The Edison Company created over 1,700 movies. Edison set the benchmark for talking pictures in 1904 by synchronizing movies with the phonograph. His cinemaphone adjusted the film speed to phonograph speed. The kinetophone projected talking pictures in 1913. The phonograph, behind the screen, was synchronized by pulleys and ropes with the projector. Edison brought forth many “talkies”.
The universal motor, which utilized alternating or direct current, appeared in 1907. The electric safety lantern, patented in 1914, significantly reduced casualties among miners. The same year Edison devised the telescribe, which unified characteristics of the telephone and dictating phonograph.
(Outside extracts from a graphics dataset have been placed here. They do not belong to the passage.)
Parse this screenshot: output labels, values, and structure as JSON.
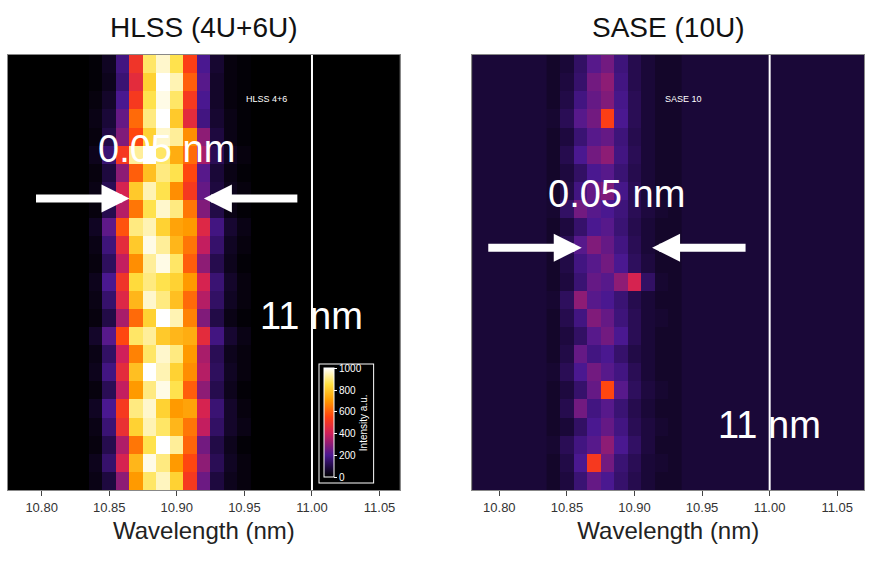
{
  "chart_data": [
    {
      "type": "heatmap",
      "title": "HLSS (4U+6U)",
      "label": "HLSS 4+6",
      "x_label": "Wavelength (nm)",
      "x": [
        10.84,
        10.85,
        10.86,
        10.87,
        10.88,
        10.89,
        10.9,
        10.91,
        10.92,
        10.93,
        10.94,
        10.95
      ],
      "cells": [
        [
          30,
          90,
          300,
          700,
          880,
          950,
          820,
          520,
          250,
          90,
          40,
          20
        ],
        [
          40,
          150,
          420,
          760,
          980,
          900,
          700,
          560,
          300,
          120,
          50,
          20
        ],
        [
          20,
          110,
          350,
          640,
          860,
          1000,
          920,
          610,
          260,
          100,
          40,
          10
        ],
        [
          30,
          160,
          480,
          820,
          940,
          880,
          760,
          640,
          380,
          140,
          60,
          30
        ],
        [
          50,
          200,
          520,
          900,
          960,
          820,
          700,
          720,
          420,
          160,
          60,
          20
        ],
        [
          20,
          120,
          380,
          700,
          900,
          980,
          860,
          600,
          300,
          110,
          40,
          10
        ],
        [
          40,
          180,
          460,
          780,
          1000,
          940,
          820,
          680,
          360,
          130,
          50,
          20
        ],
        [
          30,
          140,
          400,
          660,
          880,
          960,
          900,
          700,
          340,
          120,
          40,
          20
        ],
        [
          60,
          220,
          560,
          880,
          920,
          800,
          760,
          740,
          460,
          180,
          70,
          30
        ],
        [
          20,
          100,
          340,
          620,
          820,
          1000,
          940,
          660,
          280,
          100,
          30,
          10
        ],
        [
          30,
          150,
          440,
          760,
          960,
          900,
          780,
          620,
          360,
          140,
          50,
          20
        ],
        [
          40,
          200,
          500,
          840,
          900,
          860,
          820,
          700,
          420,
          160,
          60,
          20
        ],
        [
          20,
          130,
          380,
          680,
          920,
          980,
          880,
          600,
          300,
          110,
          40,
          10
        ],
        [
          30,
          170,
          460,
          800,
          980,
          920,
          760,
          640,
          380,
          150,
          50,
          20
        ],
        [
          50,
          230,
          580,
          900,
          940,
          820,
          720,
          700,
          440,
          180,
          70,
          30
        ],
        [
          20,
          110,
          360,
          640,
          860,
          960,
          900,
          640,
          280,
          100,
          30,
          10
        ],
        [
          30,
          120,
          420,
          800,
          940,
          860,
          680,
          520,
          240,
          90,
          40,
          20
        ],
        [
          20,
          90,
          300,
          600,
          780,
          900,
          860,
          560,
          220,
          80,
          30,
          10
        ],
        [
          40,
          160,
          520,
          920,
          1000,
          880,
          740,
          620,
          340,
          120,
          50,
          20
        ],
        [
          20,
          100,
          280,
          560,
          820,
          960,
          920,
          680,
          300,
          90,
          30,
          10
        ],
        [
          30,
          80,
          240,
          620,
          900,
          1000,
          800,
          460,
          180,
          70,
          30,
          10
        ],
        [
          20,
          60,
          200,
          520,
          860,
          980,
          880,
          520,
          200,
          60,
          20,
          10
        ],
        [
          10,
          40,
          160,
          460,
          820,
          1000,
          940,
          600,
          220,
          60,
          20,
          10
        ],
        [
          10,
          50,
          180,
          500,
          880,
          960,
          860,
          540,
          200,
          70,
          20,
          10
        ]
      ],
      "xlim": [
        10.775,
        11.065
      ],
      "xticks": [
        {
          "value": 10.8,
          "label": "10.80"
        },
        {
          "value": 10.85,
          "label": "10.85"
        },
        {
          "value": 10.9,
          "label": "10.90"
        },
        {
          "value": 10.95,
          "label": "10.95"
        },
        {
          "value": 11.0,
          "label": "11.00"
        },
        {
          "value": 11.05,
          "label": "11.05"
        }
      ],
      "tick_labels": "x",
      "reference_line": {
        "value": 11.0,
        "label": "11 nm"
      },
      "annotations": [
        {
          "text": "0.05 nm",
          "x": [
            10.865,
            10.92
          ]
        }
      ],
      "colorbar": {
        "range": [
          0,
          1000
        ],
        "ticks": [
          0,
          200,
          400,
          600,
          800,
          1000
        ],
        "title": "Intensity a.u."
      }
    },
    {
      "type": "heatmap",
      "title": "SASE (10U)",
      "label": "SASE 10",
      "x_label": "Wavelength (nm)",
      "x": [
        10.84,
        10.85,
        10.86,
        10.87,
        10.88,
        10.89,
        10.9,
        10.91,
        10.92,
        10.93
      ],
      "cells": [
        [
          60,
          90,
          160,
          240,
          200,
          150,
          110,
          80,
          60,
          60
        ],
        [
          60,
          100,
          200,
          520,
          260,
          160,
          120,
          80,
          70,
          60
        ],
        [
          70,
          120,
          180,
          220,
          300,
          200,
          140,
          90,
          60,
          60
        ],
        [
          60,
          80,
          140,
          200,
          240,
          180,
          120,
          90,
          70,
          60
        ],
        [
          60,
          110,
          260,
          180,
          220,
          160,
          110,
          80,
          60,
          60
        ],
        [
          60,
          90,
          150,
          240,
          560,
          220,
          130,
          90,
          70,
          60
        ],
        [
          70,
          120,
          200,
          260,
          220,
          180,
          120,
          80,
          60,
          60
        ],
        [
          60,
          100,
          240,
          180,
          200,
          150,
          100,
          80,
          60,
          60
        ],
        [
          60,
          90,
          140,
          220,
          260,
          200,
          120,
          80,
          60,
          60
        ],
        [
          60,
          110,
          180,
          280,
          240,
          170,
          120,
          80,
          70,
          60
        ],
        [
          70,
          130,
          300,
          220,
          200,
          160,
          110,
          80,
          60,
          60
        ],
        [
          60,
          90,
          160,
          240,
          220,
          300,
          420,
          140,
          70,
          60
        ],
        [
          60,
          100,
          180,
          220,
          260,
          200,
          130,
          90,
          60,
          60
        ],
        [
          60,
          120,
          220,
          280,
          240,
          180,
          120,
          80,
          60,
          60
        ],
        [
          60,
          90,
          150,
          200,
          220,
          160,
          110,
          80,
          60,
          60
        ],
        [
          70,
          140,
          260,
          220,
          200,
          170,
          120,
          90,
          70,
          60
        ],
        [
          60,
          100,
          180,
          240,
          280,
          190,
          120,
          80,
          60,
          60
        ],
        [
          60,
          90,
          140,
          200,
          220,
          160,
          110,
          80,
          60,
          60
        ],
        [
          60,
          110,
          200,
          260,
          300,
          180,
          120,
          80,
          60,
          60
        ],
        [
          60,
          90,
          160,
          220,
          240,
          170,
          110,
          80,
          60,
          60
        ],
        [
          70,
          120,
          220,
          260,
          540,
          200,
          120,
          80,
          60,
          60
        ],
        [
          60,
          100,
          180,
          240,
          280,
          190,
          120,
          80,
          60,
          60
        ],
        [
          60,
          90,
          150,
          260,
          300,
          180,
          110,
          80,
          60,
          60
        ],
        [
          60,
          80,
          140,
          220,
          260,
          170,
          110,
          80,
          60,
          60
        ]
      ],
      "xlim": [
        10.78,
        11.07
      ],
      "xticks": [
        {
          "value": 10.8,
          "label": "10.80"
        },
        {
          "value": 10.85,
          "label": "10.85"
        },
        {
          "value": 10.9,
          "label": "10.90"
        },
        {
          "value": 10.95,
          "label": "10.95"
        },
        {
          "value": 11.0,
          "label": "11.00"
        },
        {
          "value": 11.05,
          "label": "11.05"
        }
      ],
      "tick_labels": "x",
      "reference_line": {
        "value": 11.0,
        "label": "11 nm"
      },
      "annotations": [
        {
          "text": "0.05 nm",
          "x": [
            10.861,
            10.913
          ]
        }
      ],
      "zlim": [
        0,
        1000
      ]
    }
  ]
}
Services for the Government
Edison presided the U.S. Navy Consulting Board throughout World War I and made 45 more inventions. These inventions included substitutes for antecedently imported chemicals (such as carbolic acid), a ship-telephone system, an underwater searchlight, defensive instruments against U-boats, among others. Later on, Edison launched the Naval Research Laboratory, the eminent American institution for research involving organized weapons.
This multi-talented genius died on Oct. 18, 1931 in West Orange, N.J. The laboratory buildings and equipment affiliated with Edison were upheld in Greenfield Village, Detroit, Michigan by Henry Ford, a friend and admirer.